Thresholds of Monotone Properties
Abstract: A graph property is monotone if it is preserved under
edge-addition. In this talk, we will prove the existence of a sharp threshold for every monotone property of Bernoulli random graphs. We will examine the Margulis-Russo identity, which is crucial to the proof. Some extensions of this result will also be discussed.
References:
E. Friedgut and G. Kalai, Every monotone graph property has a sharp threshold, Proc. Amer. Math. Soc. 124 (1996) 2993--3002.

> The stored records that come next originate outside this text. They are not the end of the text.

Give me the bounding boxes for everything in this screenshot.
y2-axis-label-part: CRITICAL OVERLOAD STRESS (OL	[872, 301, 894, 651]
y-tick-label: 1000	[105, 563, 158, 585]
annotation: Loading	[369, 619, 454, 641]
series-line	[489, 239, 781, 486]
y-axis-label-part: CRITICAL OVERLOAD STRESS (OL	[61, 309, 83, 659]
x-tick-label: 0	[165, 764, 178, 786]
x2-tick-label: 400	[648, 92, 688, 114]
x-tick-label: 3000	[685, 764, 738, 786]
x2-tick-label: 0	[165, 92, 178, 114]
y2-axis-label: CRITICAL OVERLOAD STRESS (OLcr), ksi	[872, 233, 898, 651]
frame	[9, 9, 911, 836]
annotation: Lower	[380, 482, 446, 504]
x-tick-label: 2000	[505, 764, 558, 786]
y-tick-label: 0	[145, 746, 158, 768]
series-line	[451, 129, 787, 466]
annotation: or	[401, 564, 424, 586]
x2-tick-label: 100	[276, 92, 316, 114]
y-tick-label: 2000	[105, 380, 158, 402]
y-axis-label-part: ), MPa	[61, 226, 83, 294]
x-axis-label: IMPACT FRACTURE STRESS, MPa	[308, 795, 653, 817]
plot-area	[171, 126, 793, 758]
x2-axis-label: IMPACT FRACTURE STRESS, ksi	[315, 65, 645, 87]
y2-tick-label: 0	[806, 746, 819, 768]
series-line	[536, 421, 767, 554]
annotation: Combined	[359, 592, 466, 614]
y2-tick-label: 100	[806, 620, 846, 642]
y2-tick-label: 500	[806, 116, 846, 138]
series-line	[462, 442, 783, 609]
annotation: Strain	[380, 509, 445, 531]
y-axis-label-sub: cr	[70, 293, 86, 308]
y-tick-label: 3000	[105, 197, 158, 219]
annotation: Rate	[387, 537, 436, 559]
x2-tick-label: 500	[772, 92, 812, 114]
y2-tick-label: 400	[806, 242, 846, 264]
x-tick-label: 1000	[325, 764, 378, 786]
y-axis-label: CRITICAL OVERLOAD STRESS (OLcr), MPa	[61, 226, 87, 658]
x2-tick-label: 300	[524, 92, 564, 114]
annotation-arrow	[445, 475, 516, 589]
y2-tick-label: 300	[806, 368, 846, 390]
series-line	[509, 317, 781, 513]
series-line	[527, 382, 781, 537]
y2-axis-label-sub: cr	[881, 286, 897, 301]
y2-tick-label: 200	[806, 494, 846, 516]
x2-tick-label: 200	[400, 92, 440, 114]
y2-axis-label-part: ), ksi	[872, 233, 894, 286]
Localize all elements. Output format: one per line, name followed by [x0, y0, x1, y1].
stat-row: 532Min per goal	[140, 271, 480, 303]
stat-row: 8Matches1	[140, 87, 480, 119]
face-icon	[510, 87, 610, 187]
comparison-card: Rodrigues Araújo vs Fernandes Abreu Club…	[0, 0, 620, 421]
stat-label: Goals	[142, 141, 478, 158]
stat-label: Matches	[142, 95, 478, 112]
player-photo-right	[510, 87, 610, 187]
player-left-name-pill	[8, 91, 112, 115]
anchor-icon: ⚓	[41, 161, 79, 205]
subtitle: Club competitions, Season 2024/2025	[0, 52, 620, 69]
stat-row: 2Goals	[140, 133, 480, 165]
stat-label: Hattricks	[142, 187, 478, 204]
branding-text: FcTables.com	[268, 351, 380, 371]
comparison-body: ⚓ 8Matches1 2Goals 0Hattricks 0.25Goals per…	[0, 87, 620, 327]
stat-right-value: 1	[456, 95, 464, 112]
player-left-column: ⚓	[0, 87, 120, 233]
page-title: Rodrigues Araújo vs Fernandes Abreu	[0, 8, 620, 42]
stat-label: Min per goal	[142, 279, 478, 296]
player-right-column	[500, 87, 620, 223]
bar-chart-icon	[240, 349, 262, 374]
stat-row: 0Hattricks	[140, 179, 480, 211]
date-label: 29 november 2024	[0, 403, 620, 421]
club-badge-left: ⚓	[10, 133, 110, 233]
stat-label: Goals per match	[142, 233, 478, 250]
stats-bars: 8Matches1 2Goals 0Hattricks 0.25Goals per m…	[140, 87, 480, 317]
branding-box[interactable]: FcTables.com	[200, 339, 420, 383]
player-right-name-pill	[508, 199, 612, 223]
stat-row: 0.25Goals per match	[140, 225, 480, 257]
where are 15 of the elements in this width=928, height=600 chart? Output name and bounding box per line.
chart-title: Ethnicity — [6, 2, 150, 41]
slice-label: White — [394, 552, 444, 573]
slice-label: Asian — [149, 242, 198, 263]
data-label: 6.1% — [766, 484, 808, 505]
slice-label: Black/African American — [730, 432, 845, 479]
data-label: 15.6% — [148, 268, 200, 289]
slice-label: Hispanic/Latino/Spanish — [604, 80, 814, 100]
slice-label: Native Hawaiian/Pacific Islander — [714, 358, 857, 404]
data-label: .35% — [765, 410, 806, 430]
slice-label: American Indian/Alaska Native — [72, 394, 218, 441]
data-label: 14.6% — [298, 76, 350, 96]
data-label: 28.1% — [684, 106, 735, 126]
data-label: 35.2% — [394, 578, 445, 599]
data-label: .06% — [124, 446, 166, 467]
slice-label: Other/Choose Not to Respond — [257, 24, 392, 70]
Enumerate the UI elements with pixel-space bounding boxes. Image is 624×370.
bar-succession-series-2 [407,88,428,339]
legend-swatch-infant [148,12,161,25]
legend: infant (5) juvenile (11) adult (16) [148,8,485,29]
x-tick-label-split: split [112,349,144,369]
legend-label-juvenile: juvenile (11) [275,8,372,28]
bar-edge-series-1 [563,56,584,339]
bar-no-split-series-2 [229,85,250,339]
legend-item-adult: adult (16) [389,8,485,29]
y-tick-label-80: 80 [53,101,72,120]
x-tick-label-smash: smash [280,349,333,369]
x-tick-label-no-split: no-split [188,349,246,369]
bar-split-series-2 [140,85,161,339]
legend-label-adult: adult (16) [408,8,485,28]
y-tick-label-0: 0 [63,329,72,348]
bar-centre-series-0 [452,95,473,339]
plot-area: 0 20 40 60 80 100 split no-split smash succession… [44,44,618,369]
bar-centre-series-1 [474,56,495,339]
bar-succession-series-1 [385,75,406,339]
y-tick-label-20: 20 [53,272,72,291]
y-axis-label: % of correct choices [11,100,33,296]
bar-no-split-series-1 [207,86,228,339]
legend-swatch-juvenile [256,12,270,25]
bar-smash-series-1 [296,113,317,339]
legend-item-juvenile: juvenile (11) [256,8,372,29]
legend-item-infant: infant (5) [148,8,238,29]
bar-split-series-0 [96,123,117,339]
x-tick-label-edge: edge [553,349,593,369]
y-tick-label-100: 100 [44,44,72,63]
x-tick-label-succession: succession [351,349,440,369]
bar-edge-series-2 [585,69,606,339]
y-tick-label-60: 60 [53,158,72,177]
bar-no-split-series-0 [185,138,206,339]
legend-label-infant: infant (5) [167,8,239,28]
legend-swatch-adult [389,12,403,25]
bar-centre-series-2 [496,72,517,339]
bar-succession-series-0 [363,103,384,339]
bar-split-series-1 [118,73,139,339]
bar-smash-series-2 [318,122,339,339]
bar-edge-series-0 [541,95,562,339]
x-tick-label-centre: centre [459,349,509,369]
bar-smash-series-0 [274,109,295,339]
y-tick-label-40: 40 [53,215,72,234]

On the Duality Between Slepian-Wolf Coding and Channel Coding
Abstract: Slepian-Wolf coding, also known as distributed lossless source coding, is
of fundamental importance for many emerging applications. In this talk, we
will discuss the intimate connections between Slepian-Wolf coding and
channel coding. We show that there exist two different dualities between
Slepian-Wolf coding and channel coding: type-level duality and linear
codebook-level duality. These two dualities together provide a
comprehensive picture of Slepian-Wolf coding and clarify many subtle
differences between linear block codes, fixed-rate nonlinear codes, and
variable-rate codes. The implication of this work on Slepian-Wolf code
design will also be discussed.
Bio: Jun Chen received the M.S. and Ph.D. degrees in electrical and
computer engineering from Cornell University in 2003 and 2005,
respectively.
He was a Postdoctoral Research Associate in the Coordinated Science
Laboratory at the University of Illinois at Urbana-Champaign from 2005 to
2006. He is currently a Josef Raviv Memorial Postdoctoral Fellow at the
IBM Thomas J. Watson Research Center.